Un po’ per convinzione, molto per necessità. Perché di fronte al caotico vento della rivolta che spira in Medio Oriente, dall’Egitto allo Yemen, dalla Siria al Bahrein, Hamas e Fatah non potevano rappresentare l’elemento di stagnazione, fossilizzati in un sempre più asfissiante status quo.
Quella necessità insopprimibile di smuovere le acque stagnanti - a Gaza come a Ramallah - viaggiava ormai da mesi sul web, su Facebook e su Twitter, determinando una rete sempre più fitta e consapevole di giovani esasperati da una nomenclatura inamovibile al potere, sia nella sua versione islamista radicale sia in quella moderata; giovani che vogliono il rinnovamento, pronti come in Egitto a chiedere conto dei continui fallimenti di una classe poco dirigente. Una “rete” che invocava, rivendicava, esigeva un atto di unità.
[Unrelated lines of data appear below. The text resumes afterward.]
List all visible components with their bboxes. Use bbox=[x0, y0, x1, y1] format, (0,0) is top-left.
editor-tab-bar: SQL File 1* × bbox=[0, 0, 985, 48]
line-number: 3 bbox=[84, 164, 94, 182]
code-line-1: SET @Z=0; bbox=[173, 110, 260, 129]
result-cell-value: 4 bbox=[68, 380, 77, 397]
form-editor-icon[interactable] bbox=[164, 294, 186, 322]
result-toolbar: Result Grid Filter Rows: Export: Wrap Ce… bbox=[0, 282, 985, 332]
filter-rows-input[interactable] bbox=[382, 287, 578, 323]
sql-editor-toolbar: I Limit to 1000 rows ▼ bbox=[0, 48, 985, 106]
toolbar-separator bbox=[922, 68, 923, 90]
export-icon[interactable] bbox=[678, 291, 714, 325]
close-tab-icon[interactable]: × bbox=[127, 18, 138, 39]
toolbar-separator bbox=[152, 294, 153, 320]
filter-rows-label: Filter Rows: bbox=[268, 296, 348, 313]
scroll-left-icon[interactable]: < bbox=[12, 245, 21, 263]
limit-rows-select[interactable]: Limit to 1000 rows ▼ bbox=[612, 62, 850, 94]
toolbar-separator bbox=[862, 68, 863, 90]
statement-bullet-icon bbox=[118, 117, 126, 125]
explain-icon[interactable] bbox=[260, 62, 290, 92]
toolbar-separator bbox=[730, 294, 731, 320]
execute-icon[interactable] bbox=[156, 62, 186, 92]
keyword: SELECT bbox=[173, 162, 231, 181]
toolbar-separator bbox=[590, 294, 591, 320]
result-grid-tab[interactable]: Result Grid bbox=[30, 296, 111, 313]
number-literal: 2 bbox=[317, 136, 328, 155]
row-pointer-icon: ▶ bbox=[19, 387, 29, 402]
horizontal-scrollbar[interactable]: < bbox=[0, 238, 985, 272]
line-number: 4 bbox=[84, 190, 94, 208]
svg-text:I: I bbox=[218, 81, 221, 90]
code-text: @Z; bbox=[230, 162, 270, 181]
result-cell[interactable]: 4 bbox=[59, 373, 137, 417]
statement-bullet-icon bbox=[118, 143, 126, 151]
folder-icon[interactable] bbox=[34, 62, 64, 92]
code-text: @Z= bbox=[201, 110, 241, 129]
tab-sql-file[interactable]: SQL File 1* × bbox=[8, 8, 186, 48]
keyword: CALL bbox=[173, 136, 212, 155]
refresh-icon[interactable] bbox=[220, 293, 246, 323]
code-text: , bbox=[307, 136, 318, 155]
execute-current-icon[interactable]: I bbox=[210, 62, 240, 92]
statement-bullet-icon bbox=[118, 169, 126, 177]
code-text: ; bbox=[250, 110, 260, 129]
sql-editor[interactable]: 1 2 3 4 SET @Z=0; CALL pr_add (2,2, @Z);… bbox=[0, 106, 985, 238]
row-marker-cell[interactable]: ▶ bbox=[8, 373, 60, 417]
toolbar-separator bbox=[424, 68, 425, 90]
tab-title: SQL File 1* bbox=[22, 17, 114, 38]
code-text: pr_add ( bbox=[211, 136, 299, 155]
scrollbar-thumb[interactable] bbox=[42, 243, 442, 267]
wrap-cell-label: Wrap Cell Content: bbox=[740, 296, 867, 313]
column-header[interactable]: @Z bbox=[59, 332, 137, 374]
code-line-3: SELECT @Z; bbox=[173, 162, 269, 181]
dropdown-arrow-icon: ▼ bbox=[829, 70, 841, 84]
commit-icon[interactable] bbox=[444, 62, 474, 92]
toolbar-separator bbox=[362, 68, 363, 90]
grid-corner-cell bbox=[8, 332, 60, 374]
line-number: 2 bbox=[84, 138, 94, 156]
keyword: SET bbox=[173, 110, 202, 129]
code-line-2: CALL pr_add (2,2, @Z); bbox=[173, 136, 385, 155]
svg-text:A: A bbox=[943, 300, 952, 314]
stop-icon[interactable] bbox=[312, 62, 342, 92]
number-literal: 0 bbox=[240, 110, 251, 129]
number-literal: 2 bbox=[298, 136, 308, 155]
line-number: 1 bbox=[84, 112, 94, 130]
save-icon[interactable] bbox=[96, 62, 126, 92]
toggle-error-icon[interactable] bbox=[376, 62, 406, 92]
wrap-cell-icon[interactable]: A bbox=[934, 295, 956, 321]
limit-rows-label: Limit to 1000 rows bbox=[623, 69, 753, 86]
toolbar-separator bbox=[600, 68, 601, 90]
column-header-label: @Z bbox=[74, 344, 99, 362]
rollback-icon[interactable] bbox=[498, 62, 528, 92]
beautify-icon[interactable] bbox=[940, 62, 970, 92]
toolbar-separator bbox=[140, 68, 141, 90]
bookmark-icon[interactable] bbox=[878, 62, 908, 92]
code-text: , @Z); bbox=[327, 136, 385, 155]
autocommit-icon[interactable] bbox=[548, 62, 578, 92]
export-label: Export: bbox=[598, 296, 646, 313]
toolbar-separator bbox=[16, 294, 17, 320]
L’intesa era diventata ormai obbligata anche a fronte dell'acclarata volontà del governo di destra-destra israeliano di “perpetuare il presente” parlando di negoziato ma, in realtà, continuando nella politica dei fatti compiuti: la ripresa della costruzione di case nelle colonie in Cisgiordania e i nuovi piani di edificazione di agglomerati ebraici a Gerusalemme Est ne sono una tangibile conferma.